Duas adições metodológicas. O leitor também pode estar perguntando neste momento o seguinte: os empresários não gastam parte dos seus rendimentos na compra de ativos financeiros visando com esse tipo de aplicação obter ganhos nos mercados estritamente especulativos? A resposta é, sem dúvida, afirmativa. Aliás, pessoas físicas com rendimentos superiores às suas necessidades correntes também o fazem; é dizer, aplicam as suas ‘sobras’ buscando pelo menos manter o valor de seus recursos face à inflação ou mesmo suplantando-a. Todavia, como esse tipo de dispêndio não resulta em riqueza real, independentemente do seu emprego ulterior na órbita real, cabe desde logo (e sempre) desconsiderá-la para efeito do cálculo do PIB. Por conseguinte, pode-se asseverar que uma economia que apenas especulasse sem realizar os gastos não financeiros antes assinalados, ‘simplesmente’ geraria um PIB igual a zero.
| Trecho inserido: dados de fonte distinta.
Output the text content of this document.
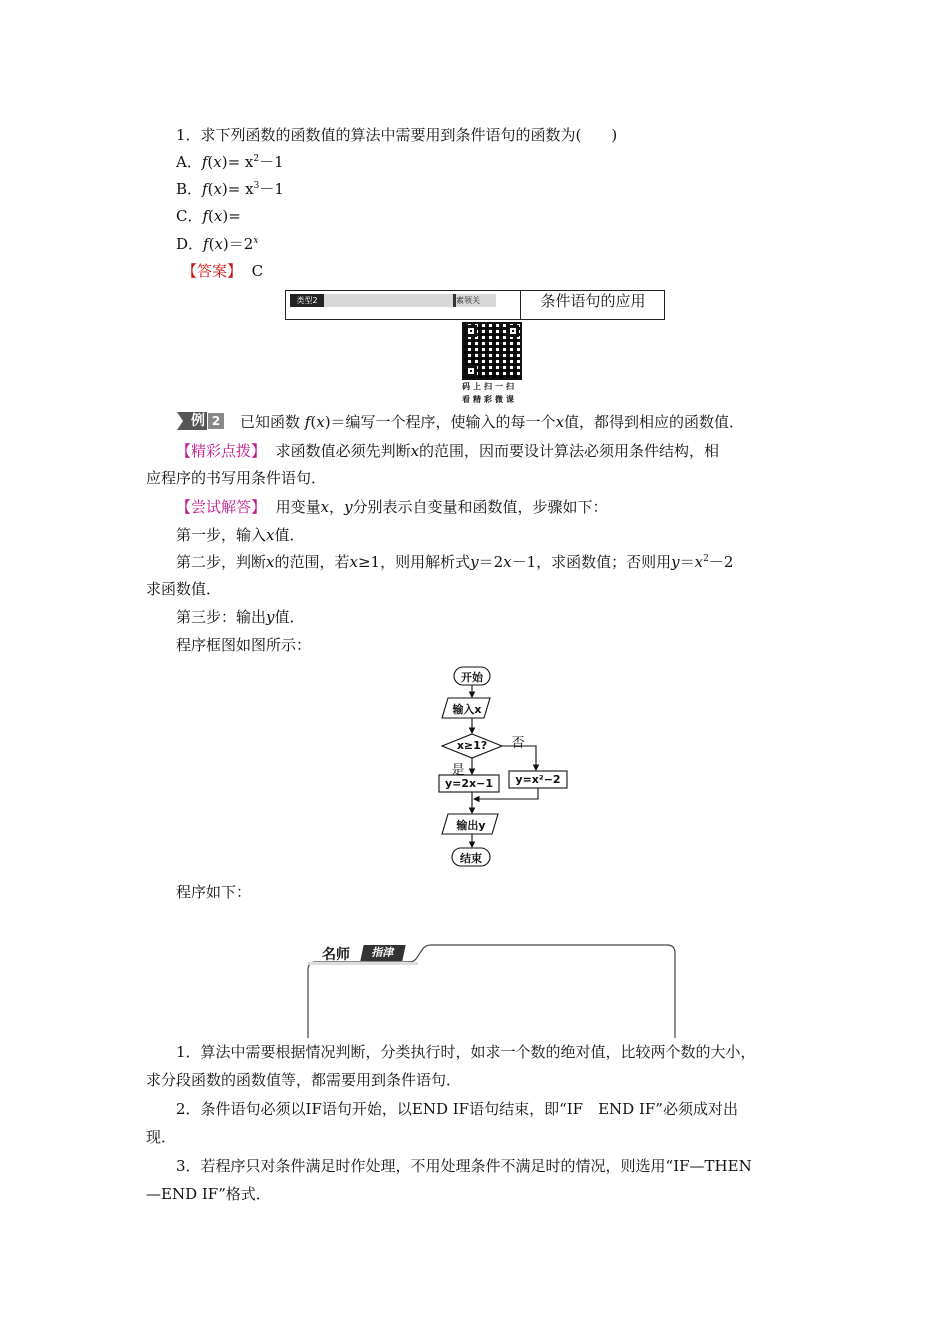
1．求下列函数的函数值的算法中需要用到条件语句的函数为(　　)
A．$f(x)= x^2-1$
B．$f(x)= x^3-1$
C．f(x)=
D．$f(x)=2^x$
【答案】 C
类型2	素领关	条件语句的应用
码上扫一扫
看精彩微课
例 2 已知函数 f(x)＝编写一个程序，使输入的每一个x值，都得到相应的函数值．
【精彩点拨】 求函数值必须先判断x的范围，因而要设计算法必须用条件结构，相
应程序的书写用条件语句．
【尝试解答】 用变量x，y分别表示自变量和函数值，步骤如下：
第一步，输入x值．
第二步，判断x的范围，若x≥1，则用解析式y＝2x－1，求函数值；否则用$y=x^2-2$
求函数值．
第三步：输出y值．
程序框图如图所示：
开始
输入x
x≥1?	否
是
y=2x−1	y=x²−2
输出y
结束
程序如下：
名师	指津
1．算法中需要根据情况判断，分类执行时，如求一个数的绝对值，比较两个数的大小，
求分段函数的函数值等，都需要用到条件语句．
2．条件语句必须以IF语句开始，以END IF语句结束，即“IF　END IF”必须成对出
现．
3．若程序只对条件满足时作处理，不用处理条件不满足时的情况，则选用“IF—THEN
—END IF”格式．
Isso porque as aplicações financeiro-especulativas geram tão somente riqueza fictícia (logo, não-real).

Mas o que é mesmo esse PIB? Ele consiste na soma dos gastos orientados para a geração de riqueza real nova que, por convenção, é medida no período contábil que vai de 01/01 a 31/12. Ou seja, busca-se com essa, digamos, tecnicalidade, medir o que foi agregado à riqueza de tempos pregressos, daí resultando a expressão de que o PIB cresceu ou decresceu na sua relação com eles dados pontos percentuais – comparação essa apenas possível, por suposto, desde que esse exercício seja efetuado em conformidade com uma e mesma metodologia.

As relações hierárquicas estabelecidas entre as variáveis de gastos. O leitor não especializado e que resistiu à leitura até aqui deve estar, por fim, se perguntando: será que os apontados quatro grandes agregados macroeconômicos possuem a mesma importância para efeito da dinamização da economia? A resposta é não. Vejamos sucintamente um a um.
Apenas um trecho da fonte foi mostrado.